At least 45 US troops operating in Iraq and Syria have sustained injuries, including traumatic brain injuries, amid escalating attacks on American bases in the two countries, Pentagon officials have disclosed.
The updated figures are more than double the previously reported number of injuries among US troops divulged by the DoD in late October.
The Pentagon did not elaborate on the nature of the updated figures, except to say that about half were brain injuries, with the remainder consisting of unspecified “minor injuries.” 32 of the injuries were said to have occurred at the illegal US garrison at al-Tanf in southern Syria near the Iraqi-Jordanian border, with another 13 reported at the al-Asad air base in western Iraq (where a US contractor was also killed after suffering a heart attack while sheltering in place), and one at a base in Erbil, northern Iraq.
Militias have also targeted a number of other facilities where American troops are present, including some of the dozen or so illegal US bases in northeastern Syria, such as the al-Omar and Conoco oil and gas fields. Sources told Lebanese media on Tuesday that multiple drones had struck targets inside a US base near the village of al-Khadra in Syria’s Hasakah province early Tuesday morning. Separately, militias launched a drone strike on US troops near Erbil’s airport.

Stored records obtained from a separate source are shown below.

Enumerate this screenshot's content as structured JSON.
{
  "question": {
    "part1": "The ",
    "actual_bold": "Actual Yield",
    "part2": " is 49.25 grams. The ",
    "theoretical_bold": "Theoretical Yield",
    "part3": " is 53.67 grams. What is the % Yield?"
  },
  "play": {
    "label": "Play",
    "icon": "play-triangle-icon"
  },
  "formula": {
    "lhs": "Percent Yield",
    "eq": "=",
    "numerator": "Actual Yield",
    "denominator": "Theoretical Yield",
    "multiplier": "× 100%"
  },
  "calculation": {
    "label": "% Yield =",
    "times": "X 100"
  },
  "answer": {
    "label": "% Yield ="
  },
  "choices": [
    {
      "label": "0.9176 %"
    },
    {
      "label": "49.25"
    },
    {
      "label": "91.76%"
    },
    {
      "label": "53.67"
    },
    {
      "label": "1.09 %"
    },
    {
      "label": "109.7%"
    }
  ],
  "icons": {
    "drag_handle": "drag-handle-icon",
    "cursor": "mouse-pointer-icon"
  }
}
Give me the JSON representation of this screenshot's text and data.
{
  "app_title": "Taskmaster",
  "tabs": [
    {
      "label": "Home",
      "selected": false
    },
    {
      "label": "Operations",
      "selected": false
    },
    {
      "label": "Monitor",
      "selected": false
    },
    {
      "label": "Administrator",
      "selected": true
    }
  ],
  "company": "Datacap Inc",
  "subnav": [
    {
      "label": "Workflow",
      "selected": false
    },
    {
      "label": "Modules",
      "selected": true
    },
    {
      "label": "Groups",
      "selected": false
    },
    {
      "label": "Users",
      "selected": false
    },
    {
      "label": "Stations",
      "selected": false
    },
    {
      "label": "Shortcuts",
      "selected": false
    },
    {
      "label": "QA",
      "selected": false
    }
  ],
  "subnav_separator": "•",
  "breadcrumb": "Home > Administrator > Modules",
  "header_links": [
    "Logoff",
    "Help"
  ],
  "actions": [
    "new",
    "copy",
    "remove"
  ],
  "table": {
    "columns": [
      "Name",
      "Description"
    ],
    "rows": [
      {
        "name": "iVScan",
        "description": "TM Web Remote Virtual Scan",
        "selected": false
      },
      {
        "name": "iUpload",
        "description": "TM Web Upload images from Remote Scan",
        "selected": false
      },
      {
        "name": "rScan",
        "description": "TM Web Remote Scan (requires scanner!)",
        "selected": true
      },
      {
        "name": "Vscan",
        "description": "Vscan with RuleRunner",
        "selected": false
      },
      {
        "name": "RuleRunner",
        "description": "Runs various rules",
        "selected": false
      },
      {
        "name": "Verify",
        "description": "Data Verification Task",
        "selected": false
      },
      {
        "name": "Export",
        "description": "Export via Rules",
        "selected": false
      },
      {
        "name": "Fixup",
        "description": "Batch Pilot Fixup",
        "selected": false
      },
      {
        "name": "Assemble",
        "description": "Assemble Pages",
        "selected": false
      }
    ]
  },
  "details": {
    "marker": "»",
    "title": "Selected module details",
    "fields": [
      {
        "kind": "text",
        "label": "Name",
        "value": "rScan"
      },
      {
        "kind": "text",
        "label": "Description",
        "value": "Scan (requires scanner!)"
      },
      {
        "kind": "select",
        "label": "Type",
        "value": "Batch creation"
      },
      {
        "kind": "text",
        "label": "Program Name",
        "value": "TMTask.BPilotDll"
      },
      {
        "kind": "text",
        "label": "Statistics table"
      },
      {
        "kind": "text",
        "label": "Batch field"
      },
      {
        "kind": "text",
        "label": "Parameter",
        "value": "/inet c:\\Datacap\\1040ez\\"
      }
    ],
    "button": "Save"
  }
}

The Islamic Resistance in Iraq, an umbrella group of Iraqi militias formed in 2014 to crush Daesh (ISIS)* has claimed responsibility for most of the past month’s attacks on US forces. On Monday, the group announced that it had begun the fielding and launch of the Aqsa 1, a new ballistic missile which bears superficial resemblance to Iran’s Fath-360 missile (the latter has a range of up to 120 km and a 150 kg warhead). Iran is known to have provided Iraqi militias with significant advisory, training and technical support during the campaign against Daesh, but has dismissed Washington's characterization of Iraqi militias as its "proxies."
Defense officials told US media on Monday that bases in Iraq and Syria containing US personnel had been targeted at least 10 times since last Thursday alone, and 38 times since October 17, when the escalation began. 19 of the strikes took place after the US launched “self defense strikes” in Syria on October 26.
US lawmakers sent Pentagon chief Lloyd Austin a letter on Monday calling on the DoD to “proactively work to reduce the risk to service members both to protect our men and women in uniform and to preserve the capability and readiness of forward operating bases.” The letter made no mention of a resolution introduced in the House of Representatives by Congressman Matt Gaetz earlier this year calling for the withdrawal of all US forces from Syria to permanently remove them from harm’s way.
The ramping up of attacks against US forces in the region comes in the wake of the publication of a bombshell report in US media over the weekend citing medical research pointing to links between mental health problems including brain damage suffered by vets of the US’s Middle East wars engaged in the firing of heavy cannons, mortars and shoulder-fired rockets.
Militias in Iraq and Syria began to dramatically ramp up attacks on US forces in 2020, after Washington assassinated Iranian Islamic Revolutionary Guard Corps commander Qasem Soleimani in Baghdad while he was on a peace mission aimed at normalizing Iran’s relations with Saudi Arabia. The assassination prompted Iran to rain ballistic missiles down on US bases in Iraq. Those strikes left over 100 US troops with traumatic brain injuries.
The US has ignored demands by Damascus to end the occupation of al-Tanf and eastern Syria, and flouted the Iraqi parliament’s request that all American forces in the country be removed. Instead, US forces have engaged in the systematic looting of Syria’s energy and food resources, and renamed their operations in Iraq from a ‘combat mission’ to ‘advise and assist’ status.
*Daesh (also known as ISIL/ISIS/IS/Islamic State) is a terrorist group banned in Russia and many other countries.